As small and unassuming as Harrisonburg can be, though, it’s home to a deeply passionate music scene. As Valentin became exposed to it, the interests that had consumed him throughout his youth began to creep back to the forefront of his mind. He eventually formed a band, indie-rock outfit Prince Bellerose, and it was with them that, for the first time, he was forced to reckon with the years he had spent technically mastering his instrument— what did it mean to play with a band in a live setting, and who was he as a guitarist in this sphere?

“I think the energy and the emotion of rock... started to come more into the front of my mind, having to play with a band. Because, you know, you play a show, and I think you have to directly respond to what the feedback is that you get. I found that, you know, playing guitar solos with a lot of notes was not awesome. But if I just hit a distortion pedal and play just a couple notes and like really felt it, I started to key into that more. You can really feel it in the room, you know, it's a total shift. ”

As he unlearned many of the jazz-rooted, technical compulsions he had picked up as a teenager, he began to feel a freer form of expression bubble forth. He built a rudimentary home studio, and began etching out his own work in addition to his work with his band.

Valentin’s songwriting process has always been closely related to his own personal music-listening tendencies. He has often fallen in love with a small subset of artists for a period of months, and those artists have always directly shaped his immediate creative processes.

When he began working on his self-titled debut, those artists were, among others, Mac DeMarco and Unknown Mortal Orchestra. He then returned to his jazz roots with Nexus, an instrumental jazz-trio project that was released earlier this year, although it was recorded shortly after the release of his solo debut.

When he began the drafting process on For Real, which was meant to be his third record, he had recently become infatuated with the R&B and neo-psychedelic rhythms of Steve Lacy and Mk.gee. But before he could truly begin to work on the project, a heartbreak and the resulting personal turmoil turned him back to the studio in an entirely different state of mind. In a span of just two weeks, he wrote and recorded the entirety of 2025’s Kiss Your Hands, a deeply folk-forward and sparsely-arranged affair.

He returned to work on For Real refreshed, and for the first time, he had a full and stable studio set-up, including a drum set, with which he could experiment. He set about etching out more rhythm-based tracks, leaning into the imperfections that came with his inexperience in the genre.

“Drums are not my first instrument. I'm not really a great drummer. I can just kind of hold the pocket on some things... I think I was able to use that limitation and make something interesting out of it. It’s a lot of the totally rigid hi-hat of the drum machine mixed with me playing hi-hat with some feeling, so it's pretty cool. They get off each other sometimes, but it just makes it sound fat and interesting.”
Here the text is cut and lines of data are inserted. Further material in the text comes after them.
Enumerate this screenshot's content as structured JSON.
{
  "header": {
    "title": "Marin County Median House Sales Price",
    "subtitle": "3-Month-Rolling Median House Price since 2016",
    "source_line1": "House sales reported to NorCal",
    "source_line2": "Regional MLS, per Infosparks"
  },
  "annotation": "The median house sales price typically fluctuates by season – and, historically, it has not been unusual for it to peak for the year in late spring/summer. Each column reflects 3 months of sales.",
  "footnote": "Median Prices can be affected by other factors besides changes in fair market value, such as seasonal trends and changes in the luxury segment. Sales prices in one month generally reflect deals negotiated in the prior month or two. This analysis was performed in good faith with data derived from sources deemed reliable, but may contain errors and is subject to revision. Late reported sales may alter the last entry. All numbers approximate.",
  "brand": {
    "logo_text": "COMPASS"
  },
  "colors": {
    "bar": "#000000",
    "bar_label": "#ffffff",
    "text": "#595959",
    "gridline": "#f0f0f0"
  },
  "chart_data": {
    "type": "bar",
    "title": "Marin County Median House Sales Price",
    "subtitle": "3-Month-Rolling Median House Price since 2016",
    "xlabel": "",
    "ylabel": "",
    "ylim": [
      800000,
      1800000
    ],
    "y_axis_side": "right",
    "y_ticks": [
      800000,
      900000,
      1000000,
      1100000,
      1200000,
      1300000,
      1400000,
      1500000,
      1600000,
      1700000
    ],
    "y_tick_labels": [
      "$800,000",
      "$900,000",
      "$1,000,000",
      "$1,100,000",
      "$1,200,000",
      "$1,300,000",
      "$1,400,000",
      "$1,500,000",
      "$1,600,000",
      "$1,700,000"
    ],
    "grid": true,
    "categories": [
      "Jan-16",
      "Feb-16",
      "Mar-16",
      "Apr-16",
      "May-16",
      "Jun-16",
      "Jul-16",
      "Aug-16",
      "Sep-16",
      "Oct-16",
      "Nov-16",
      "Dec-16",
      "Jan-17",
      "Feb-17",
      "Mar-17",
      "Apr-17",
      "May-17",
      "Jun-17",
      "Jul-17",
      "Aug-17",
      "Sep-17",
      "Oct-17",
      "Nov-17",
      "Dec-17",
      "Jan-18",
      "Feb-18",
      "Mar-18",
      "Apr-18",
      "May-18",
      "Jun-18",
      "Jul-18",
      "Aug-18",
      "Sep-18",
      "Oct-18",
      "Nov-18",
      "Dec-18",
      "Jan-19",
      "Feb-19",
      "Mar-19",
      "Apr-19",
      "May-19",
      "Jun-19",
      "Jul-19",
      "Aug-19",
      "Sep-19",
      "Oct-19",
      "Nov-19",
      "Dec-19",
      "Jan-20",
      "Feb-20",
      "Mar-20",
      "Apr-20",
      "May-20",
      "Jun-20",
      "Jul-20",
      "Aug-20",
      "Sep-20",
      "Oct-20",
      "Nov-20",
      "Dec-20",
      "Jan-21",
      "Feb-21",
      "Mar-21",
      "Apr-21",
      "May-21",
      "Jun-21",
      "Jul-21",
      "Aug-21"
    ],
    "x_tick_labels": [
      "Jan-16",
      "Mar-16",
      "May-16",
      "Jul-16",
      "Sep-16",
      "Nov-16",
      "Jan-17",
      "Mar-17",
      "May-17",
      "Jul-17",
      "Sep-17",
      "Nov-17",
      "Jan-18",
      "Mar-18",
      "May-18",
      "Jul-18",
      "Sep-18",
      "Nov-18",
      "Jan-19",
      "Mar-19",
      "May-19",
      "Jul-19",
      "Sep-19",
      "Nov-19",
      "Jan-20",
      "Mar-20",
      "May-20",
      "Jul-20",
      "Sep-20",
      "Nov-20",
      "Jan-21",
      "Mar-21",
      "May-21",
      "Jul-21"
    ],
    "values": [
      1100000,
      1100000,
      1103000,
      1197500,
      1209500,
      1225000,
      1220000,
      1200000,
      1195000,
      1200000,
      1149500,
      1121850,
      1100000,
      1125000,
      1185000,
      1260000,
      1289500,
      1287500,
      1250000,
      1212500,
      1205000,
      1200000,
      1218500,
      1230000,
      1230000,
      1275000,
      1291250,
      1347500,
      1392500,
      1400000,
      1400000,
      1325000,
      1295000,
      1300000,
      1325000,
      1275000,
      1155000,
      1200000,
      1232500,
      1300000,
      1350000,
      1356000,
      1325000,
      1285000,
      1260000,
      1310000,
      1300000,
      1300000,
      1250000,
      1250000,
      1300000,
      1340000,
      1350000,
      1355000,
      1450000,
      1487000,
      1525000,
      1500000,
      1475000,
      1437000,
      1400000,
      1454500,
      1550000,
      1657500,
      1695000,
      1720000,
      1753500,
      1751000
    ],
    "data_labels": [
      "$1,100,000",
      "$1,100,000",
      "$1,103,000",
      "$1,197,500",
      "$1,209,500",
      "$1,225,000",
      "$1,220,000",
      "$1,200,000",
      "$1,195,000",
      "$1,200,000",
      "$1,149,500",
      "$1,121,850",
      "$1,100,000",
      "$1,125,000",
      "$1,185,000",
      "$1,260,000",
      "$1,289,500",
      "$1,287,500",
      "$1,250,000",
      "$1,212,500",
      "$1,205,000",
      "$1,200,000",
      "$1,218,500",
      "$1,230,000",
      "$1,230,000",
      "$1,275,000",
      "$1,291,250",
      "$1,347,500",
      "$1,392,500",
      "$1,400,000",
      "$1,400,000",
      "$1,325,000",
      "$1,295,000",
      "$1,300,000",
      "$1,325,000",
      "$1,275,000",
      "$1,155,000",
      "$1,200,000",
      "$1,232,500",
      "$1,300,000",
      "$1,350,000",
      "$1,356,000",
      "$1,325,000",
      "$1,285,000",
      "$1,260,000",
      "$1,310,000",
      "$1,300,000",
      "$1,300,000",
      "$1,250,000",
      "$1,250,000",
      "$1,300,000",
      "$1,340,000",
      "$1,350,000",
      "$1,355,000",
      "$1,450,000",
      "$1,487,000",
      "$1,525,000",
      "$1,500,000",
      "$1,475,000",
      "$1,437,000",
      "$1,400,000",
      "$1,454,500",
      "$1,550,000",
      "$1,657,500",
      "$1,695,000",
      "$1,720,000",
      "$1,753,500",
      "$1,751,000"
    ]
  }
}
Yet from the first, irresistible rhythms of “Interested” to the laid-back tones of “Drive Thru”, the energies of For Real are distinctly memorable, carving out a niche between the guitar-driven sheens of his earlier works and the artists whose influence he was working under in the course of creating the project.

Now, as Valentin heads back into the studio, and his array of impressions and sonic interests continues to widen, he plans to return to some of that singer-songwriter ethos that both defined the earliest days of his musical interest and the short, passionate period in which he produced Kiss Your Hands. It might be different, like his previous projects, from what his fans have grown used to.

But at the center of Valentin’s creative impulse is an ever-wandering passion— one that his growing audience has come to appreciate as a distinct aspect of his continuous articulations.

“I think I've just drank the alt-country Kool-Aid a bit, living in the South and maybe it’s finally seeped in enough. Like my guitar playing has definitely become twangier; I’m using the bridge pickup more... Yeah, it'll be another huge change up. So any fans that I have made will be like, ‘What the f*ck is this?’ [laughs]. But I'm trying to create for the joy of doing it primarily, so I'm just chasing that.”